Propylnorapomorphine

Clinical data
- Routes of administration: Oral
- ATC code: none;

Legal status
- Legal status: In general: uncontrolled;

Identifiers
- IUPAC name (6aS)-6-propyl-5,6,6a,7-tetrahydro-4H-dibenzo[de,g]quinoline-10,11-diol;
- CAS Number: 57559-68-9;
- PubChem CID: 5311191;
- ChemSpider: 4470712;
- UNII: AZ9L8ZYZ3A;

Chemical and physical data
- Formula: C_{19}H_{21}NO_{2}
- Molar mass: 295.382 g·mol^{−1}
- 3D model (JSmol): Interactive image;
- Density: 1.2 g/cm^{3}
- Boiling point: 446 to 536 °C (835 to 997 °F)
- SMILES CCCN1CCC2=CC=CC3=C2C1CC4=C3C(=C(C=C4)O)O;

= Propylnorapomorphine =

Chemical compound

N-n-Propylnorapomorphine (NPA) is an aporphine derivative dopamine agonist closely related to apomorphine.
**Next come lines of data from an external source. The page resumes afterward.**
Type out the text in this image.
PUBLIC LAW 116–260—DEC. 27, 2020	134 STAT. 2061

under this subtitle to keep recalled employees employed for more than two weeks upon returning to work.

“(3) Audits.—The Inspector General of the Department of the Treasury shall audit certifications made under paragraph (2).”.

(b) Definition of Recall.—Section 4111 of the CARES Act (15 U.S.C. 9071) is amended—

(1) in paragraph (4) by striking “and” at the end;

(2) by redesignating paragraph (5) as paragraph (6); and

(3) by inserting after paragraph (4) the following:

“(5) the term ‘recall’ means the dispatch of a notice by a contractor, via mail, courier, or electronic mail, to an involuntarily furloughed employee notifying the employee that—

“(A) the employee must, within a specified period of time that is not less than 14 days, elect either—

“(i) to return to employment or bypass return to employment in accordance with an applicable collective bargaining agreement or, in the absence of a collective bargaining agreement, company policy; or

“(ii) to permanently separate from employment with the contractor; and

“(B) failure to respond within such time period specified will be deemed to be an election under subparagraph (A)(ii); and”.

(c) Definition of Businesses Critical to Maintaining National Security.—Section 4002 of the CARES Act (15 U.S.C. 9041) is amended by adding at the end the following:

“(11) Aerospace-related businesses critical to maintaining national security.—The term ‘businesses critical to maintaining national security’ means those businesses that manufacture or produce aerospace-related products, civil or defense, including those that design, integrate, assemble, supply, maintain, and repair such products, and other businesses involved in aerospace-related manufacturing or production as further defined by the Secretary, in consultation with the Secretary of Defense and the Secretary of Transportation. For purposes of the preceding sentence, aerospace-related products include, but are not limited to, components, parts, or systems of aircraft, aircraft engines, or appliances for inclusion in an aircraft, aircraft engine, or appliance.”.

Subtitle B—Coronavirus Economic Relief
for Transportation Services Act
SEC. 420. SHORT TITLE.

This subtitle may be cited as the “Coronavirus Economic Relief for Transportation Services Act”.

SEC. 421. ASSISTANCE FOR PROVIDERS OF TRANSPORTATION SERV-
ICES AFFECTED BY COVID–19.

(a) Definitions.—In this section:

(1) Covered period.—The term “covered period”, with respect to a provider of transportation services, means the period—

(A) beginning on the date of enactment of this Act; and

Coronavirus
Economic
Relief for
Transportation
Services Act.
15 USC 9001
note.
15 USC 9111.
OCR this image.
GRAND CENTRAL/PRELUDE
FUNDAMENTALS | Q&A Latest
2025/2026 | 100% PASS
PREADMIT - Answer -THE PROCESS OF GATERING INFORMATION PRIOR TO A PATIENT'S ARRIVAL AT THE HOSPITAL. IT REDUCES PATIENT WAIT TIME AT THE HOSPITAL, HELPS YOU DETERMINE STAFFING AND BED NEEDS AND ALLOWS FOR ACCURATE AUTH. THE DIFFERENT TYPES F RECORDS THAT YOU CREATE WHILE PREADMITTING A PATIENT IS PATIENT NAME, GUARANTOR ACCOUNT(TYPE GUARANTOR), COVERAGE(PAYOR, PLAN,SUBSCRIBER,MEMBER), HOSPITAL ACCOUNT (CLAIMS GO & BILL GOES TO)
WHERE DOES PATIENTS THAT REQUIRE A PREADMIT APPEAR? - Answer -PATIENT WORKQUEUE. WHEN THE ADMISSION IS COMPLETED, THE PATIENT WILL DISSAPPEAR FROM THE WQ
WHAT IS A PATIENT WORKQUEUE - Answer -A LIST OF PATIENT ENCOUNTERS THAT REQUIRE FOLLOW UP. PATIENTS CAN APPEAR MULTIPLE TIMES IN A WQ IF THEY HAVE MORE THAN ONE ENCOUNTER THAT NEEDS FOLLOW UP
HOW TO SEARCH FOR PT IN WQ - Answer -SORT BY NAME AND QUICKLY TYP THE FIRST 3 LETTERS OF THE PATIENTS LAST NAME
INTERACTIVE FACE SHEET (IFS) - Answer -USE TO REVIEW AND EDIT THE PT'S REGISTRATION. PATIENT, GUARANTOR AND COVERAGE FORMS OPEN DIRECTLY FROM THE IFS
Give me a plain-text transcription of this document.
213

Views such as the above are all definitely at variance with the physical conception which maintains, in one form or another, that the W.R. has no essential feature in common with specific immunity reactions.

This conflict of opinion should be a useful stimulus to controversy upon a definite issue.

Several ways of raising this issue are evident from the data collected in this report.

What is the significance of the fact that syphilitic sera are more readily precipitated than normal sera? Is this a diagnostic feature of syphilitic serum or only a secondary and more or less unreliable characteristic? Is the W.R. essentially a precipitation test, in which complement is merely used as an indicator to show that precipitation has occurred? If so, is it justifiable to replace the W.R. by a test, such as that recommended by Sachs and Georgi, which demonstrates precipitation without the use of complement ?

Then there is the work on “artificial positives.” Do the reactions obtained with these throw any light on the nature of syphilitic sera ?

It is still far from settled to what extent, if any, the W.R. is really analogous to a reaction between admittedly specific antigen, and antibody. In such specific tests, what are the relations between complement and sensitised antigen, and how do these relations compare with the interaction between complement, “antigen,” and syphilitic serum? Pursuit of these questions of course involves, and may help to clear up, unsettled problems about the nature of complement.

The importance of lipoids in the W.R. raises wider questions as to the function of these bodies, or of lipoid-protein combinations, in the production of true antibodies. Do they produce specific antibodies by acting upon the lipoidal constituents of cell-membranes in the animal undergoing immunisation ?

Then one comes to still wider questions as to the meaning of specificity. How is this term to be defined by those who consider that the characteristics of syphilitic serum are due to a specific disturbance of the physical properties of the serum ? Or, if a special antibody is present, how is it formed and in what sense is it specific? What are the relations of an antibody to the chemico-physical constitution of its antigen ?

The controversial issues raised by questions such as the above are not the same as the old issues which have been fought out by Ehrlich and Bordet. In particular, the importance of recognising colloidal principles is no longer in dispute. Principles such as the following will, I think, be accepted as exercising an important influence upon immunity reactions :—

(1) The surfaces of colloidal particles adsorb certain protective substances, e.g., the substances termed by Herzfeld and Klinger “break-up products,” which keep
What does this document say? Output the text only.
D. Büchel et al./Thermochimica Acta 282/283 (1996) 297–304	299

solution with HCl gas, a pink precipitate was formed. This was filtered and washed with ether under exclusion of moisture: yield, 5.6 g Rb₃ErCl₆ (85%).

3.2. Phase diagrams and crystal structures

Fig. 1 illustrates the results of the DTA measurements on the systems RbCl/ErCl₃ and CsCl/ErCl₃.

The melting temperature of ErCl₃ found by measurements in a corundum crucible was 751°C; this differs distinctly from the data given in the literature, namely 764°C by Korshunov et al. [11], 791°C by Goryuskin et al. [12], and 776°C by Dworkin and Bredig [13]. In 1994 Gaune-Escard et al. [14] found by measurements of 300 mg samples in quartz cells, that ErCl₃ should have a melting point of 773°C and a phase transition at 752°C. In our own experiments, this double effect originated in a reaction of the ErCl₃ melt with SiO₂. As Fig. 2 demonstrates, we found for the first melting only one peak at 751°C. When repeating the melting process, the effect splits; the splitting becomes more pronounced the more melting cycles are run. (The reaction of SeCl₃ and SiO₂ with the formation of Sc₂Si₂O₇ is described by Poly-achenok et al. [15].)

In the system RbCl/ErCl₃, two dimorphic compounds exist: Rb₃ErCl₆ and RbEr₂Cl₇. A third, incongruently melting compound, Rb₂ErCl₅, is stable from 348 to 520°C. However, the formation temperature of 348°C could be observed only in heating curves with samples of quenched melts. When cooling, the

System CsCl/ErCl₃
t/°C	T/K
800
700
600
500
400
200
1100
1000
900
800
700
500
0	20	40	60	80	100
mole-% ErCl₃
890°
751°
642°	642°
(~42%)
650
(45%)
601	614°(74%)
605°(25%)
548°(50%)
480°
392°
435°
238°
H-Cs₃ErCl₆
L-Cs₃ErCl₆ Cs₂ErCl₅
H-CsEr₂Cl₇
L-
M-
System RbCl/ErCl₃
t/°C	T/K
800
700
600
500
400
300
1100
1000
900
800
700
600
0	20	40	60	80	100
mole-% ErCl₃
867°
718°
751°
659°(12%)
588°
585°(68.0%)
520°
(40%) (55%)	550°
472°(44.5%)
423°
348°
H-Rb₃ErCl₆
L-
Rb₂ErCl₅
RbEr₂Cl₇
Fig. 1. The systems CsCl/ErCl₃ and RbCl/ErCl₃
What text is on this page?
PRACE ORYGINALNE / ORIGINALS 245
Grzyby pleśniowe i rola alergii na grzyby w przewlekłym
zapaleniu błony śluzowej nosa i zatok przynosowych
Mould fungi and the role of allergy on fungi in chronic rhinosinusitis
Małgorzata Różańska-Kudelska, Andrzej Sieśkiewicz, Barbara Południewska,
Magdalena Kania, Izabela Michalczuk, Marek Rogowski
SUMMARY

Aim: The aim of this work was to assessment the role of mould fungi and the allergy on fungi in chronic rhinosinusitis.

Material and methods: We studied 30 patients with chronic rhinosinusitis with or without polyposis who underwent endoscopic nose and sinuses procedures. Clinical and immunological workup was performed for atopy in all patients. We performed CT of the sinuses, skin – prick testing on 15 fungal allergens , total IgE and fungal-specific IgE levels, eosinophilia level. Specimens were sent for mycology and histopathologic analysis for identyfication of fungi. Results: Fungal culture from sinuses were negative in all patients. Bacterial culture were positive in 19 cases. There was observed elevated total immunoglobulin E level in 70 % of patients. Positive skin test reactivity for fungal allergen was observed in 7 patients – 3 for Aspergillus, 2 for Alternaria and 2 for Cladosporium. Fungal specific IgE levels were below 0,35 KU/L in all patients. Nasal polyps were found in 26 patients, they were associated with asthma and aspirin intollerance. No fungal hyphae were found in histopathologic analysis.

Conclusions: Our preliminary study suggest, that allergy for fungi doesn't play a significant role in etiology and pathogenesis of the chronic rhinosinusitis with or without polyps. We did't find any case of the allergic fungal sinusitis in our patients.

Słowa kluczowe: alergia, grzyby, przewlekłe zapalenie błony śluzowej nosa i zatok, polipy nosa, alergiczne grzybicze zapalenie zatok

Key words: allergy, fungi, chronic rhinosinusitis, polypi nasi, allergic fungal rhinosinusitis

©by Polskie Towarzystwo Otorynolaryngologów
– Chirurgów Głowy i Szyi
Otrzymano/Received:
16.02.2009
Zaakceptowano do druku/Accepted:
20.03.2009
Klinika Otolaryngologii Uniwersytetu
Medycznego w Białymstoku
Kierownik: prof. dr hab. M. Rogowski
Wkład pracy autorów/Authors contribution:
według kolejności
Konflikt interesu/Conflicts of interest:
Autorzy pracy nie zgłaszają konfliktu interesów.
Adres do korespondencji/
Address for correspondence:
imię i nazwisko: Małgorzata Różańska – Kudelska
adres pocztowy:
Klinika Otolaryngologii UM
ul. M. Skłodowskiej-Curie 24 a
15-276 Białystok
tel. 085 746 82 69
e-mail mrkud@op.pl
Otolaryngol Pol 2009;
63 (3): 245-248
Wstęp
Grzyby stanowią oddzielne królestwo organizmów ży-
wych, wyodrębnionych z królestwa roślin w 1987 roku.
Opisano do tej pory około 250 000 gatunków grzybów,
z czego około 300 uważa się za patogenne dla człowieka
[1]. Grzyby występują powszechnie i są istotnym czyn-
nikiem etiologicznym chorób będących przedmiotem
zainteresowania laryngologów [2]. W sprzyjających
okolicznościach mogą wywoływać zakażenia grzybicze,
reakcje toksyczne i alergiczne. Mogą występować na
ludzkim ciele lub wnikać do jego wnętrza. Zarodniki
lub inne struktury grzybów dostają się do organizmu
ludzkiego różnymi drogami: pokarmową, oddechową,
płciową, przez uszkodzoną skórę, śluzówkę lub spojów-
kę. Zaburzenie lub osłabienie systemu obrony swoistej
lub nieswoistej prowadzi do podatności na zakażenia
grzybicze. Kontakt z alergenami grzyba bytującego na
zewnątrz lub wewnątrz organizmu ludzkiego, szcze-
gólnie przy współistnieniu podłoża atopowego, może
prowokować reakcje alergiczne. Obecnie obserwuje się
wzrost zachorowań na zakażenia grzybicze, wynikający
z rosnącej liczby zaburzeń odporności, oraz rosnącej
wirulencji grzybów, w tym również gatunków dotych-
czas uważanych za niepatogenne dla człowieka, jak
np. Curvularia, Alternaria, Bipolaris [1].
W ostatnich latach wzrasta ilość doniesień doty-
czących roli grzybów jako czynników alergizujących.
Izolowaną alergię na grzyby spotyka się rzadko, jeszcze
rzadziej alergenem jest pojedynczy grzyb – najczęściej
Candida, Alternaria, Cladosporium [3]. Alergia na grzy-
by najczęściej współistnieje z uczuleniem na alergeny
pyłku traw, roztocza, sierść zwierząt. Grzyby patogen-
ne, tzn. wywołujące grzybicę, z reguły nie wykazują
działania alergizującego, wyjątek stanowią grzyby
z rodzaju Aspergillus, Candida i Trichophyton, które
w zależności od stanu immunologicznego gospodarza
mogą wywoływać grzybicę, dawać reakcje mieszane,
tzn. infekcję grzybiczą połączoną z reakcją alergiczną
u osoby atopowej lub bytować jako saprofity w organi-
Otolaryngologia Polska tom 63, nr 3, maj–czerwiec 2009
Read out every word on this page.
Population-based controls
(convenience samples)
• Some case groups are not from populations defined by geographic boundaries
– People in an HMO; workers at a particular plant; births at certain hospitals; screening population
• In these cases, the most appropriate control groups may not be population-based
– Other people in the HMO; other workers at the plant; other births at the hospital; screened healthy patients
In rodents it has been shown to produce hyperactivity, stereotypy, hypothermia, antinociception, and penile erection, among other effects. Notably, its effects on locomotion are biphasic, with low doses producing inhibition and catalepsy and high doses resulting in enhancement of activity. This is likely due to preferential activation of D_{2}/D_{3} autoreceptors versus postsynaptic receptors, the latter of which overcomes the former to increase postsynaptic dopaminergic signaling only with high doses.